A Winter's Day On The Beach

Linking up to Flashback Friday, Country Kids and The Outdoor Play Party

'Star' Attractions

Last night I fell asleep watching the stars twinkling overhead in the sky.

No, I haven't taken up camping, that is so never going to happen! The Forest Holidays cabins have large floor-ceiling windows (in the living room and main bedroom) which allow the light to stream in and cleverly illuminate the solid wooden floors and help to bring the outside 'in'. This morning when The (poorly) Boy came in with us at 4.55, he also pointed out the stars. At 7.25 when we all woke up, he glanced up to look at the trees and declared 'stars, gone.'

After a hearty continental breakfast we set off for a local attraction intriguingly called 'Puzzlewood'. It is so called because the whole place is a bit of a puzzle. It is full of scowles (a geological feature originated through the erosion of natural underground cave systems, uplift and erosion caused the cave system to become exposed at the surface) and  a mile of pathways which were laid down by a local landowner in the early 1800s. These pathways meander through the trees and gulleys to open up this ancient forest, originally for the amusement of his friends and children. It's a little bit of a local celebrity having been used in the latest series of Merlin (the episodes: 'The Crystal Cave', 'The Eye of the Pheonix', and 'The Coming of Arthur', plus the one with the giant scorpions shudder) and a Doctor Who episode entitled 'Flesh and Stone'.
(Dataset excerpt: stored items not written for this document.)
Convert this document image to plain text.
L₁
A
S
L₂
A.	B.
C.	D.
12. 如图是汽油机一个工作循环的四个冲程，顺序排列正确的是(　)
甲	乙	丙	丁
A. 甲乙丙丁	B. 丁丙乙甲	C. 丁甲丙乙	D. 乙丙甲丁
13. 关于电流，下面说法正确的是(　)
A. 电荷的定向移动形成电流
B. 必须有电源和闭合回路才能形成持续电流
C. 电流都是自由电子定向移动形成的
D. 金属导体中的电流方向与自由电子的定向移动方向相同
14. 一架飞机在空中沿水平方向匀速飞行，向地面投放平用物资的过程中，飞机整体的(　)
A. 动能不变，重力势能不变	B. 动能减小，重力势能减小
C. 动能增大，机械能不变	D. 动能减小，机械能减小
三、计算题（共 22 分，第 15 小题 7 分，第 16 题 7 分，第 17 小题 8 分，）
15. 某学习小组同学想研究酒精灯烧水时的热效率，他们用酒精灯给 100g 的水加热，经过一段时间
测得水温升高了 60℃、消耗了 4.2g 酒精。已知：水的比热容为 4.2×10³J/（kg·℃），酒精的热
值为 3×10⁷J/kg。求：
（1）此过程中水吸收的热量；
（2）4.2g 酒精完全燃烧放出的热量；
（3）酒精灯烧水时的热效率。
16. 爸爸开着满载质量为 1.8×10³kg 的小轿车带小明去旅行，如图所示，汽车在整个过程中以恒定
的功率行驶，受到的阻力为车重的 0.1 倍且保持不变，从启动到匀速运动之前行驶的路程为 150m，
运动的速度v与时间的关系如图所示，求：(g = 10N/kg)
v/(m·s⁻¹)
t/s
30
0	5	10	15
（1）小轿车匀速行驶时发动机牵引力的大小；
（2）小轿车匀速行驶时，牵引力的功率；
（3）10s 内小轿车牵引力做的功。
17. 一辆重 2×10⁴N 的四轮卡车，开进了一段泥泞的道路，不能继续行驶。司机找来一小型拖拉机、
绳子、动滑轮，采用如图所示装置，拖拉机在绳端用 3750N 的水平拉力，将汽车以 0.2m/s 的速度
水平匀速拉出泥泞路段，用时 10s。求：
This was a completely different attraction to yesterday's debacle and looked promising from the outset. At the entrance there is a lovely little coffee shop selling home-made items, which doubles as a gift shop. Next to this there is a timber-trail playground set amongst 10-15 picnic benches. Follow the path along to a few farmyard animals (chickens, ducks, geese, a pig wallowing in mud), and just before the wood there is a barn half of which houses more farm animals (sheep, goats), the other half is home to a wooden puzzle; 'a maze of secret doors, dead ends, ups and downs and rounds and rounds'. We didn't go in this because The Boy is too young at the moment, I would imagine that children six and up would have great fun in there.

The wood itself is glorious! Even in this monochrome and dreary season, it is awash with colour from the mosses, ferns and lichens covering all the rock formations and banks. As you enter into the main glade, it is perfectly obvious as to why people think that it is the inspiration behind the elves' woods in JRR Tolkein's Lord of the Rings. It is magnificent! The whole wood is riddled with paths twisting and turning through this chasm in the rocks or over these tree-trunks or under this fallen tree. It is stunning and awe-inspiring. We loved it, The Boy had fun squelching through the mud until he was faced with the first of many sets of steps. Daddy carried him and he soon fell asleep nestled in.

Be warned: there is no way you could take a pushchair along the paths, heavily pregnant women may want to give it a miss (lots of slippery, steep steps and paths) and there are no sign-posts for the way out, you have to explore (the paths do seem to loop back around to the main glade, but if you keep the field with the cows on your right, it heads back to the entrance). Saying that, this is a must-see local attraction; absolutely magnificent!

Our timing turned out to be impeccable as always; just as we sat down in the cabin the heavens opened and pelted the forest with huge and heavy hailstones!